Per entrare suoniamo il citofono. Siamo educati, noi, specie se si va a un reading. Abbiamo spento il cellulare, mica si fa la figura degli incolti, noi, in mezzo ai letterati. Ho mangiato salsiccia e fagioli ma non dovrebbe succedere niente: lo stomaco è di quelli collaudati. Siamo leggermente in ritardo, tutto calcolato. Se ti presenti a una lettura di poesie in orario, o sciaguratamente in anticipo, rischi di passare per un genitore. Noi siamo dei vostri – sia chiaro – tutte le settimane ci intrufoliamo a un vernissage. Sappiamo come comportarci.
Il citofono non risponde: però il cancello si apre. Nel cortiletto c’è una piccola folla che accerchia un obeso dall’aria preoccupata. Forse c’è troppa gente, penserà l’obeso, rischia di diventare uno spettacolo popolare. Gli passo davanti e lo sento bofonchiare:
- Qua non si può entrare e uscire così.
- Io entro e ci rimango -, ribatto col fare dell’uomo di mondo.
La mia facezia sembra non raggiungerlo. Gli artisti colti e sensibili sono così: apparentemente stronzi. Lo so bene, non me ne adonto.
Prendiamo posto in una stanzetta asfittica che ricorda un teatro in miniatura. L’aria è satura di bisbigli. Una gentildonna ci offre un paio di sedie che accettiamo ringraziando: è un pensiero delizioso. Tra le luci soffuse vediamo emergere l’obeso issato su una specie di pulpito dal quale scruta minaccioso la platea. Ci saranno non più di cinquanta persone stipate come aringhe. Decisamente troppo, per il panzone padrone di casa.
- Buonasera -. Piccolo preambolo dell’uomo-lardo: - Sono piacevolmente stupito di questa affluenza così massiccia. Qui siamo abituati a non più di una trentina di persone.
Pausa carica di tensione. Abbraccia con gli occhi grifagni il folto pubblico. Riprende:
- Scommetto che la maggior parte di voi non è mai stata a teatro.
Eh no, questo non lo accetto. Gente come noi? A parte il fatto che chiamare teatro uno sgabuzzino mi sembra eccessivo. Questi artisti! Pensano in grande e mangiano in proporzione. Prosegue:
- Prima di presentarvi la poetessa…
In quel mentre, un motivetto prende a suonare allegro dalla giacca di qualcuno. Il mega-cicerone fulmina con lo sguardo la zona del presunto colpevole. Ma il lestofante è riuscito a far tacere la suoneria e si fa alibi della penombra.
- Invito chi non lo avesse già fatto a spegnere il telefono. Grazie.
La saletta è tutta un fruscio di mani che frugano nelle tasche. Pochi secondi e si ricompone un silenzio perfetto.

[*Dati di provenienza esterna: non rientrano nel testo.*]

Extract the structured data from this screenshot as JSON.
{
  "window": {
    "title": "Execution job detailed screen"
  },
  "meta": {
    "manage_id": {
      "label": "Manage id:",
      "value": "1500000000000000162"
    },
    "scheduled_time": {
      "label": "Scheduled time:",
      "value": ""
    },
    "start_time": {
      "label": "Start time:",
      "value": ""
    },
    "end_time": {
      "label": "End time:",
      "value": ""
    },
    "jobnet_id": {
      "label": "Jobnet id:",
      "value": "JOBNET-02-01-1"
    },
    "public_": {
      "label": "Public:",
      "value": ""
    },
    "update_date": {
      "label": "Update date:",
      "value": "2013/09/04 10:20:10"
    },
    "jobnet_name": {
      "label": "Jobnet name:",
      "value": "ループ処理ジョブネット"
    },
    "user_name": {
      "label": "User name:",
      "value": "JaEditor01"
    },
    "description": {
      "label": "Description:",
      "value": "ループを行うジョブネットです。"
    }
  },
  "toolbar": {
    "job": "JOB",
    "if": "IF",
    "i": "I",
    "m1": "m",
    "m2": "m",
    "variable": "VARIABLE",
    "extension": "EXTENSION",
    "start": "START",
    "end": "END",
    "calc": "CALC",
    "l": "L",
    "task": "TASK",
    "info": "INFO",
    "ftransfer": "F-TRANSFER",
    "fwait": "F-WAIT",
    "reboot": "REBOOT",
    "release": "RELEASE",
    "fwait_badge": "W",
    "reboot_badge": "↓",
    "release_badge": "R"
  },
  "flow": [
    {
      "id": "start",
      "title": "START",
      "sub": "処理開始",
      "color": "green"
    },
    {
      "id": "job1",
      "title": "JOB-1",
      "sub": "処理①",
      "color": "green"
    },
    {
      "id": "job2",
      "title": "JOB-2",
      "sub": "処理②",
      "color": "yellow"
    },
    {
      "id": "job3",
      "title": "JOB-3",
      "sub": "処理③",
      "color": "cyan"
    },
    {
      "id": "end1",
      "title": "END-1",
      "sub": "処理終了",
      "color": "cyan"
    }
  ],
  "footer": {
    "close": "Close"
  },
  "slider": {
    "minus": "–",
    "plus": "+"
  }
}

- Bene. Vi presento la poetessa, giovane avvocato col quale ho il piacere di lavorare…
Un poeta-avvocato? Be’, non c’è niente di male. Anzi. Si vede che fa poesia colta. Certo che deve essere una bella fortuna lavorare con l’obeso-direttore artistico: tra una pratica e l’altra ti scappa una terzina improvvisata e… il gioco è fatto!
Sulle note di una musica registrata si apre il siparietto.
Avanza dall’oscurità un forma femminile. Attimi di incredulità… E’ mezza nuda!
Siamo gente di mondo, noi, ma non riusciamo a fare a meno di sgomitarci per la sorpresa: la poetessa-avvocato è una bambola con lunghi capelli biondi che le scendono sulla vestaglietta slacciata. Porta un corsetto con giarrettiere e calze di seta, tacchi a spillo e mutandine nere. Si avvicina ondeggiante alla ribalta.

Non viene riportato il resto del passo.